Kauffman Center for the Performing Arts; Kauffman Center for the Performing Arts;

Kauffman Center for the Performing Arts, Kansas City, MO

Creative engineering realized an ambitious architectural vision

The 356,000ft2 Kauffman Center for the Performing Arts, designed by Safdie Architects, serves as the focal point of Kansas City’s burgeoning arts district.The facility features a 1,600-seat concert hall and 1,800-seat ballet/opera house.

Involved since the conception of the project, Arup’s multidisciplinary team worked to translate the architect’s ambitious vision into reality. We developed a number of customized engineering solutions which enabled us to realize a complex form for the outside of the building while providing an optimal acoustical environment inside the performance halls.

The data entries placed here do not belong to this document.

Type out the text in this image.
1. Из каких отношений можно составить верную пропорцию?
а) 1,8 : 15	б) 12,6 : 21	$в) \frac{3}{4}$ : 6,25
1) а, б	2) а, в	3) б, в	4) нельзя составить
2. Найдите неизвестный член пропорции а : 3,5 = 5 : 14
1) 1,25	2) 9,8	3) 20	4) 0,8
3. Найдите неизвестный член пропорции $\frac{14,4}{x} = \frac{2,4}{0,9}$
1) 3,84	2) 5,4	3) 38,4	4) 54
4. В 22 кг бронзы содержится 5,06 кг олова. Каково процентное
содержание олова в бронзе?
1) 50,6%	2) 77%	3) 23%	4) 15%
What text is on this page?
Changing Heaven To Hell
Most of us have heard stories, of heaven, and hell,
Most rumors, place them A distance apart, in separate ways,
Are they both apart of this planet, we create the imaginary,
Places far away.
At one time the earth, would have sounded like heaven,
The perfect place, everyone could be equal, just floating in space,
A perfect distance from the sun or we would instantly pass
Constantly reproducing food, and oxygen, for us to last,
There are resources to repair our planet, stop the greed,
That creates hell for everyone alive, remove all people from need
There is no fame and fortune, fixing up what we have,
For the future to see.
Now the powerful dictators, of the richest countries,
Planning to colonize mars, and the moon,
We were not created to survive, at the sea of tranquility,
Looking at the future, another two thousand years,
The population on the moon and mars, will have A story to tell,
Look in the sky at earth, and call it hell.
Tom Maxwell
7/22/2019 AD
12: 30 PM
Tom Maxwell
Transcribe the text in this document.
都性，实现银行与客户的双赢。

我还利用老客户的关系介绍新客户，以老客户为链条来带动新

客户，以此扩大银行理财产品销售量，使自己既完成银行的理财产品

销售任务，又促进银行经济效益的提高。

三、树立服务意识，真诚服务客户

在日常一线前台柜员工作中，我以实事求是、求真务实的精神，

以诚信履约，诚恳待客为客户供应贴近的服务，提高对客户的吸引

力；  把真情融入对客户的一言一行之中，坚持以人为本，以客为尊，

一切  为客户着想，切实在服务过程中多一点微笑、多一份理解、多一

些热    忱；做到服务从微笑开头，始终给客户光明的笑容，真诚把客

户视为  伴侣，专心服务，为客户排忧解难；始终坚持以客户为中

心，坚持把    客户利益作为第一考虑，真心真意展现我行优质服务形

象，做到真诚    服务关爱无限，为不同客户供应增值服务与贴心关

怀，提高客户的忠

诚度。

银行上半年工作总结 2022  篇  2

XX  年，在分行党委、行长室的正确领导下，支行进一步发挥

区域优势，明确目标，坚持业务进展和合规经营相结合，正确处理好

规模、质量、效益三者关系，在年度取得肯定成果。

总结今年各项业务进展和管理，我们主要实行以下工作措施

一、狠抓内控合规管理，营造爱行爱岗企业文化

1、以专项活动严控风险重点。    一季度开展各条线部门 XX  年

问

Our services included structural, mechanical, electricalplumbing, and fire/life-safety engineering.

Three buildings in one

The Kauffman Center is actually three separate buildings, consisting of two performing halls with a larger structure covering both.

With this “box-in-box” formation, the outer shell roof serves as a sound barrier, preventing vibration and noise from the surrounding city from leaking into the performing spaces. Dense concrete walls provide the acoustical mass essential for optimal sound quality.

The glass roof provides a circulation link between the two halls. Arup’s structural engineers designed it to be free of expansion joints that would have compromised the space’s transparent aesthetic.

Tension-based structural design

Architect Moshe Safdie’s initial sketches called for a spacious glass-enclosed atrium connecting the two main performance halls to one another and the city beyond. To support the need for transparency, Arup’s structural engineers designed a cable-supported glass roof, enabling a column-free space.

We used nonlinear analysis and form-finding to balance the effects of gravity, wind, snow and other conditions and determine the most structurally efficient shape for the cabling. Splaying the external rods out from the center rather than running them straight out from the building provided structural stability (similar in principle to a backyard volleyball net stabilized by cables that extend outward on both sides). This provided a significant aesthetic benefit, as it allowed us to eliminate cross-bracing on the curtain wall.

Creative collaboration

Structural roof cables or rods extending down to the lobby floor or the ground outside would typically require fire protection. Commonly available solutions are expensive and bulky. When shown a sample, Moshe Safdie immediately turned to Arup Principal Daniel Brodkin and delivered his verdict: “Make these go away!”

Our fire and structural engineers worked closely together to achieve this goal. The teams jointly developed digital models demonstrating that using high-strength rods instead of cables on the exterior of the building would allow for the elimination of fireproofing.

The result: a clean, sleek structural system whose functional parts – such as the striking boomerang plates that connect the cables near the roof line – contribute to the elegance of the architectural design.

Mechanical engineering

The outer lobby glass wall presented two major challenges for Arup’s mechanical designers: controlling downdrafts in cold weather and preventing condensation. Conventional design approaches deploy large mechanical units to combat these issues, which would have interrupted the sleek structural form.

Our solution was to prevent downdrafts by blowing warm air up the wall when necessary. We mitigated condensation by incorporating outside dry air to prevent moisture accumulation.

In the hall interiors, we controlled occupant comfort and noise economically and sustainably by supplying low-velocity air beneath the seats and using occupant heat load to draw cool air upwards, avoiding drafts.

Steel vs. concrete

The internal halls consist of cast-in-place concrete, while the exterior shell and support spaces were framed in steel and then clad in stainless steel and precast concrete.

This split in material use offered several advantages. First, it cut months off of the construction time, which saved the client money. While steel requires a great deal of upfront work – detailed design, approval and fabrication – it allows for fast construction, whereas concrete follows the opposite pattern. By using the two materials for separate parts of the design, the contractor was able to start the concrete structures while the steel design was being finalized, then erect the steel structure relatively quickly as soon as it was ready.

In addition, concrete and steel provided substantial advantages for their respective areas of use. Concrete is more amenable to the small-scale geometry of concert halls and less prone to vibration, while steel is better at resolving tension, and therefore a better choice to support the cable net system.

Customizing the structure

The complex toroid-shaped roof was generated from simple components. We constructed the form using primary steel bent to circular arcs with straight transverse steel members spanning between them.

For the two main performance halls, we tailored our structural solutions to respond to different configurations of cantilevered seating. The narrow plan of the concert hall lent itself to a colonnade-based design, while the proscenium theater’s tiered box seating was better suited to radial walls.